If it seems to good to be true, it probably is. Above average pay offers, particularly without the proper vetting, can be a major red flag. You want the manager to evaluate you on your merits first, then offer you the big money.

3. Fees

Don’t ever give anyone your credit card information. Don’t ever give anyone money. Any job that asks you for these things is not for real. You don’t have to shell out for training or new software or insurance on equipment. You just don’t. Run away instead.

4. Instant Hire

You’re great, but you’re not that great. If someone is willing to hire you without scouring your resume and having you in for at least one interview, they’re not worth working for.

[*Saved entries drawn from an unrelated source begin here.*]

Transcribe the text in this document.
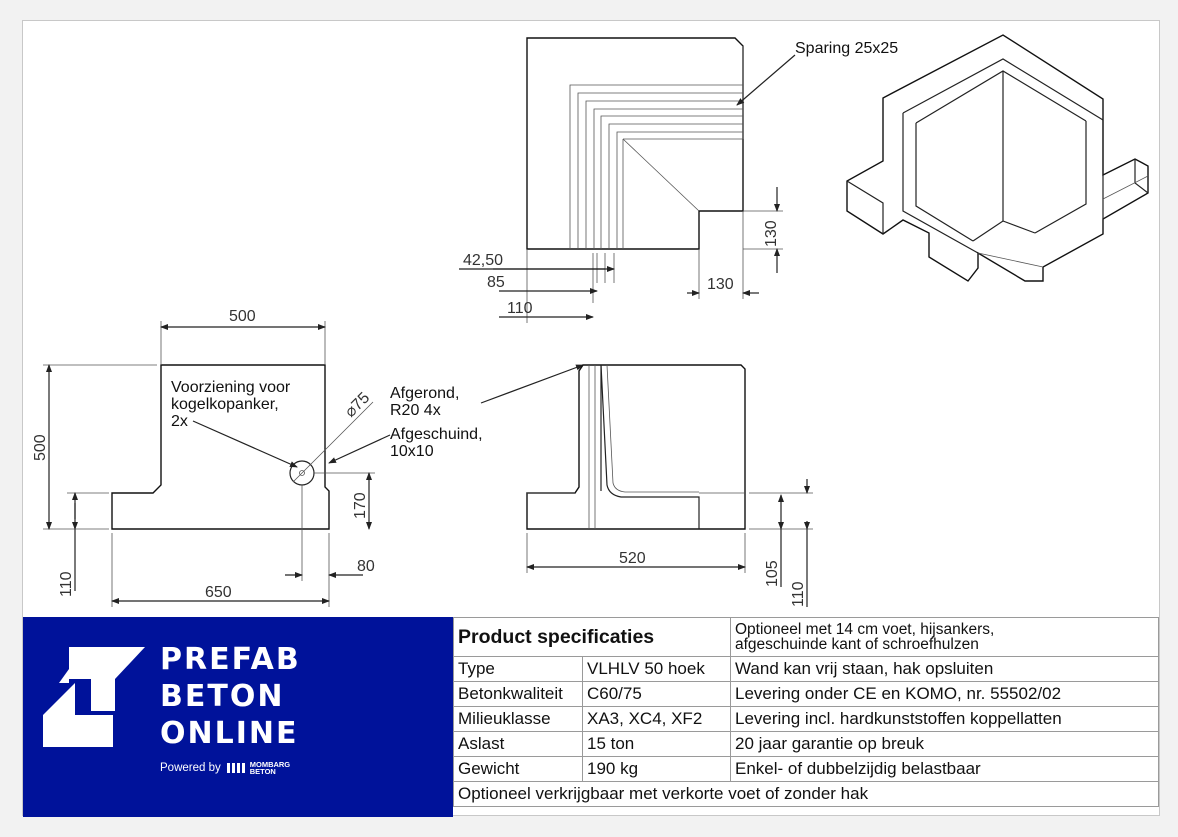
42,50
85
110
130
130
Sparing 25x25
500
500
110	650
170
80
⌀75
Voorziening voor
kogelkopanker,
2x
Afgeschuind,
10x10
Afgerond,
R20 4x
520
105
110
PREFAB
BETON
ONLINE
Powered by	MOMBARG
BETON
Product specificaties		Optioneel met 14 cm voet, hijsankers,
afgeschuinde kant of schroefhulzen

Type	VLHLV 50 hoek	Wand kan vrij staan, hak opsluiten
Betonkwaliteit	C60/75	Levering onder CE en KOMO, nr. 55502/02
Milieuklasse	XA3, XC4, XF2	Levering incl. hardkunststoffen koppellatten
Aslast	15 ton	20 jaar garantie op breuk
Gewicht	190 kg	Enkel- of dubbelzijdig belastbaar
Optioneel verkrijgbaar met verkorte voet of zonder hak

5. Requests for Personal Information

Never give out your credit card, bank details, address, or social security number until you’ve been officially hired and are filling out your IRS forms. Anyone who asks for this information first is scamming you.

6. Typos in the Listing

Or bad grammar. Incomplete sentences. Anything that looks as though it might have been generated or translated by a computer program, not written by an intelligent human being. If there are glaring flaws in the job description, there are probably glaring flaws with the job.

7. After-Hours Calls

Anything before 7 a.m. or after 9 p.m. is probably out of line. Even in industries that purport to work 24/7, hiring managers should have the decency to call you at a reasonable time. You deserve that respect.

8. You Didn’t Apply

This sounds ridiculous, and wouldn’t it be a wonderful world if jobs just fell out of the sky when we weren’t looking for them? But if you didn’t contact them first, you should be extra wary—just to make sure the company is legit.

9. Multiple Openings

If you’re scanning job search websites and find multiple jobs at the same company: manager, district manager, sales manager, executive, etc., that’s probably a sign that company is a sham company, or at least a revolving door. They’re most likely trying to scam for as many keywords as they can to target job seekers across a wider range.

10. Mystery

If you can’t actually summarize what the company is or does or what your job would actually be based on the job description, then it isn’t a very good job description—and likely not a very good job.

Make sure to do your homework. Five minutes of Googling can keep you from making a big mistake. Figure out what you can about the company, get a good sense of the job, and make sure you see a real live human being for an actual interview before making any promises. Trust your instincts, avoid these red flags, and you should be fine.